A-level Mathematics/OCR/C1/Indices and Surds

The indices in this chapter heading refers to the power to which a number is raised. Thus ${\displaystyle x^2}$ is a number with an index of 2. This is never normally said as people prefer the phrase "x to the power of 2". Likewise, surds is a heading that is not often used. Occasionally you wil be asked to give an answer in surd form; this implies that you should give the answer in terms of constants, trig functions and square roots instead of working out an imprecise decimal approximation.

As you should know from GCSE, ${\displaystyle x^3}$ is a shortening of ${\displaystyle x\times x\times x}$. In the same way, any number to the power of n is that number multiplied by itself n - 1 times. To describe more detail, in the expression ${\displaystyle x^3}$, the ${\displaystyle x}$ is referred to as the base, and the 3 as the exponent.

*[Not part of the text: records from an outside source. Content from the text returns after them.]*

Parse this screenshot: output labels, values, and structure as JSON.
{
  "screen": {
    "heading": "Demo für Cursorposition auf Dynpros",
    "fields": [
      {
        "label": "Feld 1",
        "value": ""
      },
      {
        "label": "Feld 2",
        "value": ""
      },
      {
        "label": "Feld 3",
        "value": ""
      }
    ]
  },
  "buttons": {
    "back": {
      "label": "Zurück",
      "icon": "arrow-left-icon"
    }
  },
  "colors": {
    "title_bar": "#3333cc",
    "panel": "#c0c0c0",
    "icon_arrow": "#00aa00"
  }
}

By always reducing the expression back to its basic parts it is possible to come to conclusions about how to treat numbers raised to powers in algebra.

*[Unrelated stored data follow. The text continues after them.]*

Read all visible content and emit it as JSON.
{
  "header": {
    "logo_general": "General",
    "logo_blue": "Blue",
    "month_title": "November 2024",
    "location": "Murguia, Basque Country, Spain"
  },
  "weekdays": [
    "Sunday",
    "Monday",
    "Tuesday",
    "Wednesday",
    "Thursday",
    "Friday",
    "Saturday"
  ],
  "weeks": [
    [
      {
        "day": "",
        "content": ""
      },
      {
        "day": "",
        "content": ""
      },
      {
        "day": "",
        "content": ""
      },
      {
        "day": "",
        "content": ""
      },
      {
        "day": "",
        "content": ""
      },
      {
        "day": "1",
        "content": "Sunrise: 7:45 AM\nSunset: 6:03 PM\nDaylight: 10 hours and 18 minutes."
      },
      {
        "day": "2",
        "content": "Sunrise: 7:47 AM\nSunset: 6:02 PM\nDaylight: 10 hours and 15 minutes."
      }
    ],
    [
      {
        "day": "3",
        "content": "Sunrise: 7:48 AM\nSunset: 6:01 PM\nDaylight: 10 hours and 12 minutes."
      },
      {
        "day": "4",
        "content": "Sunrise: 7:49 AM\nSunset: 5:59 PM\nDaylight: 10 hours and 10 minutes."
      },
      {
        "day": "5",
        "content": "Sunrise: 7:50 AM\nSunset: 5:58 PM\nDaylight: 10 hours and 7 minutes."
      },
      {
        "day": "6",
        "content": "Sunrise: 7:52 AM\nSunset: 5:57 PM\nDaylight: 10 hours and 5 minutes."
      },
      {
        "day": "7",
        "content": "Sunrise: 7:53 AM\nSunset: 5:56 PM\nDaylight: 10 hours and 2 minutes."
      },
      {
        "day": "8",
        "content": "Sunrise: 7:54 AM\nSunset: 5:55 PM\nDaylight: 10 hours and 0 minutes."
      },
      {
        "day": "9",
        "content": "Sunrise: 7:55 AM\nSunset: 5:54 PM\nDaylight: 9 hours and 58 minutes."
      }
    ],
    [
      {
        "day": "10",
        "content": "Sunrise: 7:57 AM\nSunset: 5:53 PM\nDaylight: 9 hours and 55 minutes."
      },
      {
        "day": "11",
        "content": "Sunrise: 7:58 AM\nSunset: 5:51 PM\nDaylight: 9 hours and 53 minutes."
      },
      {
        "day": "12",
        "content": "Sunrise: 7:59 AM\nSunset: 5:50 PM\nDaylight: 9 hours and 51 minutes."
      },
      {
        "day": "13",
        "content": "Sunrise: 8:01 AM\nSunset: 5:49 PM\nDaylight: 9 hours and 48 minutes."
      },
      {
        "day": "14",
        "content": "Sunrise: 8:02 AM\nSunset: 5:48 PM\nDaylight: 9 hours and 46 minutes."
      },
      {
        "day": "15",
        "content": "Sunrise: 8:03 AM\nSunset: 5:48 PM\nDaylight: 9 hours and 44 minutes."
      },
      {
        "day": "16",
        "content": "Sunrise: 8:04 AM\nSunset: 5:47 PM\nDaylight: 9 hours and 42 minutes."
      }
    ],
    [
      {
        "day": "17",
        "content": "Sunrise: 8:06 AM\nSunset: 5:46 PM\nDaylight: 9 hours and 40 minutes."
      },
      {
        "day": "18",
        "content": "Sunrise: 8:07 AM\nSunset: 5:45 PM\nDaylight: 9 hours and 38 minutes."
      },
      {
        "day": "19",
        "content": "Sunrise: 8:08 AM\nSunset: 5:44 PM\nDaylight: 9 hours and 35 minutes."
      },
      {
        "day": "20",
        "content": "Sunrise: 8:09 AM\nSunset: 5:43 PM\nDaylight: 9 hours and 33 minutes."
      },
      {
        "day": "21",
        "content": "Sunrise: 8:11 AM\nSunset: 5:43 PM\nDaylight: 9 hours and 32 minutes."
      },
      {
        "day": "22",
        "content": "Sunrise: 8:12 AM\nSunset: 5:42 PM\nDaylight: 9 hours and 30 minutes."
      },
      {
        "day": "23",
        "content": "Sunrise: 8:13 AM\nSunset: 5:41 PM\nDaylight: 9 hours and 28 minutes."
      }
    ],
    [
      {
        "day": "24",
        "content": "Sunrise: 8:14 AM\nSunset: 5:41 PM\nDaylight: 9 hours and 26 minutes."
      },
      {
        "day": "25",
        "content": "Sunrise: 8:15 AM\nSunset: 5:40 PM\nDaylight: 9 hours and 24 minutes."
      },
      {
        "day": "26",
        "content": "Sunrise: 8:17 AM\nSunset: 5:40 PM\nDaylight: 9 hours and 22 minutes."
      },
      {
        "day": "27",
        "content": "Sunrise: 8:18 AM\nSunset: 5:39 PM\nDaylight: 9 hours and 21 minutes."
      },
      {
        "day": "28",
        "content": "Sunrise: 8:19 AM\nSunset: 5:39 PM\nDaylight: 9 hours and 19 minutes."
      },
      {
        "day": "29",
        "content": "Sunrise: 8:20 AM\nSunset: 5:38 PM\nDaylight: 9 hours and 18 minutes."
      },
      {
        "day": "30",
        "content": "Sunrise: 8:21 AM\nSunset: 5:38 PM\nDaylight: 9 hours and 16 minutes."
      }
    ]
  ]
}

When you multiply indices you add the exponents together.

As you can see ${\displaystyle x^3\times x^2=x^{3+2}=x^5}$ .(law1)

Division is, as expected, the opposite to multiplication. When you divide indices you subtract the exponents from each other.

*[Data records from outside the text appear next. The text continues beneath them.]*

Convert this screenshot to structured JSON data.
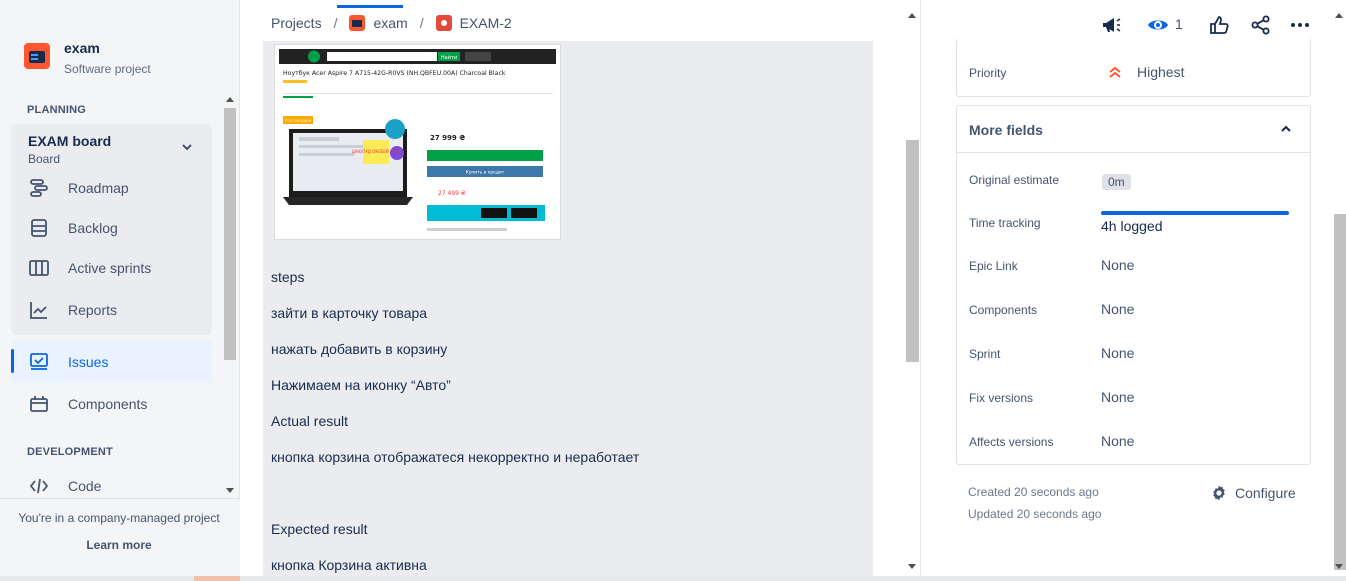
{
  "project": {
    "name": "exam",
    "type": "Software project"
  },
  "sidebar": {
    "planning_title": "PLANNING",
    "board": {
      "title": "EXAM board",
      "subtitle": "Board"
    },
    "board_items": [
      {
        "label": "Roadmap",
        "icon": "roadmap-icon"
      },
      {
        "label": "Backlog",
        "icon": "backlog-icon"
      },
      {
        "label": "Active sprints",
        "icon": "columns-icon"
      },
      {
        "label": "Reports",
        "icon": "chart-line-icon"
      }
    ],
    "items": [
      {
        "label": "Issues",
        "icon": "issues-icon",
        "active": true
      },
      {
        "label": "Components",
        "icon": "components-icon",
        "active": false
      }
    ],
    "development_title": "DEVELOPMENT",
    "dev_items": [
      {
        "label": "Code",
        "icon": "code-icon"
      }
    ],
    "footer_text": "You're in a company-managed project",
    "footer_link": "Learn more"
  },
  "breadcrumb": {
    "root": "Projects",
    "project": "exam",
    "issue": "EXAM-2"
  },
  "description": {
    "lines": [
      "steps",
      "зайти в карточку товара",
      "нажать добавить в корзину",
      "Нажимаем на иконку “Авто”",
      "Actual result",
      "кнопка корзина отображатеся некорректно и неработает",
      "Expected result",
      "кнопка Корзина активна"
    ],
    "screenshot": {
      "product_title": "Ноутбук Acer Aspire 7 A715-42G-R0VS (NH.QBFEU.00A) Charcoal Black",
      "price_main": "27 999 ₴",
      "price_alt": "27 499 ₴",
      "badge": "ЦІНОПАД ОКЕЕЕЙ -55%",
      "buy_button": "Купить в кредит",
      "search_button": "Найти",
      "top_label": "ТОП ПРОДАЖ"
    }
  },
  "header_actions": {
    "watchers_count": "1"
  },
  "fields": {
    "priority_label": "Priority",
    "priority_value": "Highest",
    "more_fields_title": "More fields",
    "rows": [
      {
        "label": "Original estimate",
        "value": "0m"
      },
      {
        "label": "Time tracking",
        "value": "4h logged"
      },
      {
        "label": "Epic Link",
        "value": "None"
      },
      {
        "label": "Components",
        "value": "None"
      },
      {
        "label": "Sprint",
        "value": "None"
      },
      {
        "label": "Fix versions",
        "value": "None"
      },
      {
        "label": "Affects versions",
        "value": "None"
      }
    ]
  },
  "meta": {
    "created": "Created 20 seconds ago",
    "updated": "Updated 20 seconds ago",
    "configure": "Configure"
  },
  "colors": {
    "accent": "#0c66e4",
    "priority": "#ff5630",
    "brand": "#ff5630"
  }
}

${\displaystyle \frac{x^4}{x^2}=\frac{x\times x\times x\times x}{x\times x}=\frac{x\times x\times x\times x}{x\times x}=x\times x=x^2}$

Again this shows that ${\displaystyle \frac{x^4}{x^2}=x^{4-2}=x^2}$

Having done the above division, we begin to ask ourselves what happens when we have a fraction that has a higher exponent on the bottom than the top.

Using the trusted method of showing each x separately we obtain:

${\displaystyle \frac{x^2}{x^3}=\frac{x\times x}{x\times x\times x}=\frac{1}{x}}$

Using the just demonstrated method of subtracting the exponents:

${\displaystyle \frac{x^2}{x^3}=x^{2-3}=x^{-1}}$

This implies that x to the power of a negative number is one divided by x to the power of that number. The specific case of ${\displaystyle \frac{1}{x}\left(x^{-1}\right)}$ is referred to as the reciprocal of x or more often as the inverse of x.

When you have a base raised to two powers you multiply the powers.

${\displaystyle {\left(x^2\right)}^3=(x\times x)\times (x\times x)\times (x\times x)=x\times x\times x\times x\times x\times x=x^6}$.

As you can see that ${\displaystyle {\left(x^2\right)}^3=x^{2\times 3}=x^6}$.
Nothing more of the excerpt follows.